Au musée de Dunkerque, éclectique et intéressant parcours : un corps à corps
Quatre œuvres de l’impertinent Erwin Wurm viennent de rejoindre l’exposition mise sur pied par Aude Cordonnier et son équipe, consacrée au corps dans les arts. Construite sur une base d’œuvres de la collection avec ajouts de prêts privés et muséaux dont des MRAH de Bruxelles, cette expo de qualité et de grande diversité ne vise certainement pas à une quelconque exhaustivité sur une thématique souvent abordée et peut-être la plus récurrente dans l’histoire de l’art. Pourtant cette expo est loin d’être sans mérite à travers son découpage par ensembles et l’intérêt des œuvres qui sans miser sur le vedettariat sont autant de balises visuelles posant et ouvrant largement le propos. Cette expo est un modèle intelligent d’exploitation d’une collection et des possibilités de son extension, d’autant plus que le plaisir de la découverte y est bien réel.

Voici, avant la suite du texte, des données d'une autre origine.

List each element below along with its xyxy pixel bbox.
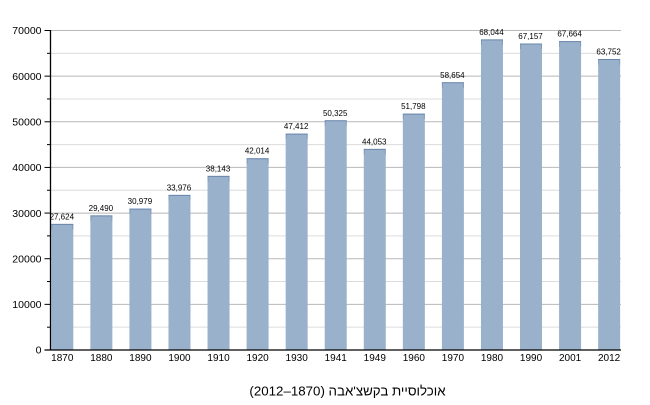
svg-text:1980: 1980 — [481, 353, 504, 364]
svg-text:30000: 30000 — [12, 208, 41, 220]
svg-text:47,412: 47,412 — [284, 122, 309, 131]
svg-text:אוכלוסיית בקשצ'אבה (1870–2012): אוכלוסיית בקשצ'אבה (1870–2012) — [249, 384, 446, 399]
svg-text:30,979: 30,979 — [128, 197, 153, 206]
svg-text:42,014: 42,014 — [245, 147, 270, 156]
svg-text:50,325: 50,325 — [323, 109, 348, 118]
svg-text:1970: 1970 — [442, 353, 465, 364]
svg-text:44,053: 44,053 — [362, 137, 387, 146]
svg-text:60000: 60000 — [12, 71, 41, 83]
svg-text:27,624: 27,624 — [50, 212, 75, 221]
svg-text:50000: 50000 — [12, 116, 41, 128]
svg-text:67,157: 67,157 — [518, 32, 543, 41]
svg-text:1960: 1960 — [403, 353, 426, 364]
svg-text:67,664: 67,664 — [557, 30, 582, 39]
svg-text:68,044: 68,044 — [479, 28, 504, 37]
svg-text:0: 0 — [36, 345, 42, 357]
svg-text:40000: 40000 — [12, 162, 41, 174]
svg-text:1990: 1990 — [520, 353, 543, 364]
svg-text:10000: 10000 — [12, 299, 41, 311]
svg-text:33,976: 33,976 — [167, 183, 192, 192]
svg-text:1890: 1890 — [129, 353, 152, 364]
svg-text:20000: 20000 — [12, 253, 41, 265]
svg-text:2001: 2001 — [559, 353, 582, 364]
svg-text:51,798: 51,798 — [401, 102, 426, 111]
svg-text:70000: 70000 — [12, 25, 41, 37]
svg-text:1900: 1900 — [168, 353, 191, 364]
svg-text:2012: 2012 — [598, 353, 621, 364]
svg-text:58,654: 58,654 — [440, 71, 465, 80]
svg-text:1910: 1910 — [207, 353, 230, 364]
svg-text:63,752: 63,752 — [596, 48, 621, 57]
svg-text:1880: 1880 — [90, 353, 113, 364]
svg-text:29,490: 29,490 — [89, 204, 114, 213]
svg-text:1941: 1941 — [325, 353, 348, 364]
svg-text:1930: 1930 — [286, 353, 309, 364]
svg-text:38,143: 38,143 — [206, 164, 231, 173]
svg-text:1949: 1949 — [364, 353, 387, 364]
svg-text:1870: 1870 — [51, 353, 74, 364]
svg-text:1920: 1920 — [246, 353, 269, 364]
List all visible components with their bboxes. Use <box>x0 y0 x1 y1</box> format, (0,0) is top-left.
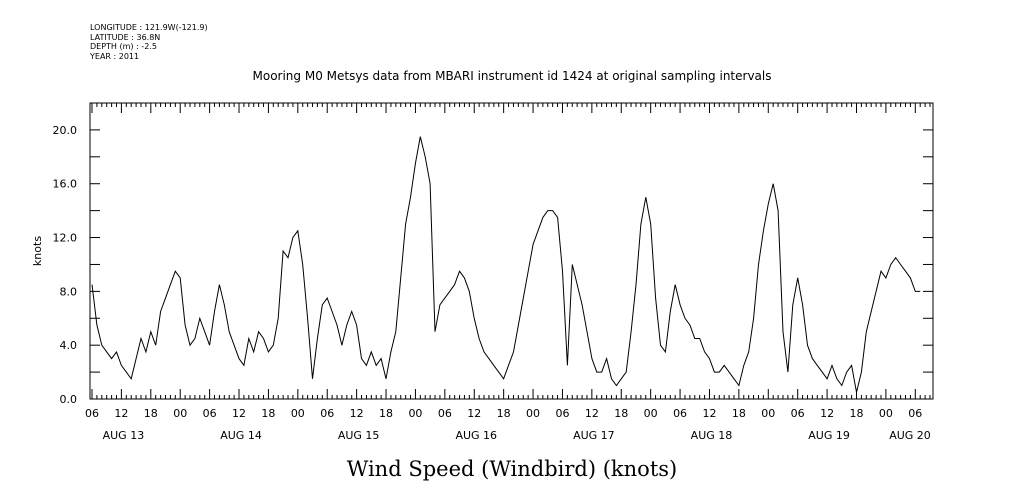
x-tick-label: 18 <box>849 407 863 420</box>
date-label: AUG 13 <box>103 429 145 442</box>
x-tick-label: 00 <box>644 407 658 420</box>
x-tick-label: 12 <box>350 407 364 420</box>
x-tick-label: 00 <box>761 407 775 420</box>
x-tick-label: 06 <box>85 407 99 420</box>
plot-frame <box>89 102 934 400</box>
x-tick-label: 18 <box>614 407 628 420</box>
x-tick-label: 06 <box>555 407 569 420</box>
chart-title: Mooring M0 Metsys data from MBARI instru… <box>253 69 772 83</box>
date-label: AUG 14 <box>220 429 262 442</box>
y-tick-label: 16.0 <box>53 178 78 191</box>
date-label: AUG 17 <box>573 429 615 442</box>
x-tick-label: 12 <box>467 407 481 420</box>
y-tick-label: 20.0 <box>53 124 78 137</box>
x-tick-label: 12 <box>585 407 599 420</box>
x-tick-label: 12 <box>114 407 128 420</box>
x-tick-label: 12 <box>232 407 246 420</box>
x-tick-label: 00 <box>291 407 305 420</box>
x-tick-label: 18 <box>379 407 393 420</box>
date-label: AUG 20 <box>889 429 931 442</box>
x-tick-label: 12 <box>820 407 834 420</box>
x-tick-label: 18 <box>144 407 158 420</box>
x-tick-label: 06 <box>320 407 334 420</box>
latitude-text: LATITUDE : 36.8N <box>90 32 161 42</box>
x-tick-label: 18 <box>732 407 746 420</box>
x-tick-label: 06 <box>791 407 805 420</box>
x-tick-label: 06 <box>203 407 217 420</box>
x-tick-label: 00 <box>408 407 422 420</box>
date-label: AUG 15 <box>338 429 380 442</box>
x-axis-title: Wind Speed (Windbird) (knots) <box>347 457 677 481</box>
x-tick-label: 00 <box>173 407 187 420</box>
tick-marks <box>90 102 933 400</box>
axis-labels: 0.0 4.0 8.0 12.0 16.0 20.0 06 12 18 00 06 12 18 00 06 1… <box>53 124 931 442</box>
x-tick-label: 18 <box>497 407 511 420</box>
x-tick-label: 06 <box>673 407 687 420</box>
y-tick-label: 12.0 <box>53 232 78 245</box>
x-tick-label: 06 <box>438 407 452 420</box>
wind-speed-line <box>91 136 921 393</box>
x-tick-label: 12 <box>702 407 716 420</box>
x-tick-label: 00 <box>526 407 540 420</box>
date-label: AUG 19 <box>808 429 850 442</box>
y-tick-label: 8.0 <box>60 285 78 298</box>
year-text: YEAR : 2011 <box>90 51 140 61</box>
x-tick-label: 00 <box>879 407 893 420</box>
metadata-block: LONGITUDE : 121.9W(-121.9) LATITUDE : 36… <box>90 23 208 61</box>
date-label: AUG 18 <box>691 429 733 442</box>
x-tick-label: 06 <box>908 407 922 420</box>
depth-text: DEPTH (m) : -2.5 <box>90 42 157 51</box>
y-tick-label: 4.0 <box>60 339 78 352</box>
date-label: AUG 16 <box>455 429 497 442</box>
y-tick-label: 0.0 <box>60 393 78 406</box>
y-axis-label: knots <box>31 236 44 266</box>
longitude-text: LONGITUDE : 121.9W(-121.9) <box>90 23 208 32</box>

Le corps, c’est évidemment l’homme en toutes ses composantes, des apparences en l’intimité la plus secrète, du mental au psychologique, de son apparat (de prestige, de séduction, de richesse ou pauvreté ) à sa nudité. Il est à aborder, à accepter, à comprendre, et à présenter aux autres. C’est cette complexité, ici à peine entrebâillée, renouvelée en chaque individu pour lui-même et dans le contexte sociétal, qu’explore l’exposition par le truchement de l’incarnation du corps humain dans les œuvres aussi bien rituelles que strictement artistiques. C’est aussi une forme de dépouillement des oripeaux, de mise à nu dans tous les sens du terme qu’annonce la photographie de Nicole Tra ba Vang montrant une femme se débarrassant de sa fausse peau.
Couvrant l’histoire de l’art - on pourrait même remonter jusqu’aux peintures pariétales des mains - incluant des statuettes primitives (Dinga du Soudan) ou anciennes (ivoires japonais), évoquant tatouages et scarifications, opérant un balayage sur la peinture ancienne notamment religieuse et portant son regard jusqu’aux œuvres actuelles, l’ensemble vise large. Découpé en cinq sections, il traduit la permanence du sujet en civilisations multiples et en formes d’expression variées ancrées dans leur époque. Surtout, il suggère, au-delà du contact des œuvres, et ce n’est pas la moindre de ses richesses, une multitude de pistes à explorer plus avant.
S’ouvrant sur la question de la parure et de l’apparence, on passe de la figure de l’enfant (portrait de Frans Pourvus le jeune) aux injonctions de la mode à travers les âges et les continents avec évocation de statuts sociaux. Déjà tout un monde en soi, des bijoux aux vêtements, du montré au revêtu !
Pas de corps humain sans sensualité, érotisme, séduction, sans le nu généralement féminin jusqu’en peintures religieuses telles celle d’une Sainte Madeleine de Luca Giordano attisant le désir comme cette Suzanne au Bain de Charles Landelle affriolant les vieillards. Pas de corps féminin sans l’image médiatique et publicitaire, par exemple à la Peter Klasen. Une section qui mériterait à elle seule un énorme développement.
Corps en tension ou débordant d’énergie dans les activités dont la création artistique ou dans les rapports humains. Force, stature et poids s’y expriment avec densité parfois extrême comme dans les œuvres de Abramovic et Ulay, voire en exubérance gestuelle chez Wallace Ting.
Si les œuvres d’Erwin Wurm qui clôturent l’exposition traitent avec ironie d’un corps boursouflé, on pointera encore en autres divisions, un petit mais magnifique Saint Jean-Baptiste d’Alonzo Cano, un autoportrait du Belge Vercruysse et un autre d’Elina Brotherus, une vidéo de Gadenne, une participation également ironique de Manit Sriwanichpoom Il y a des découvertes à faire.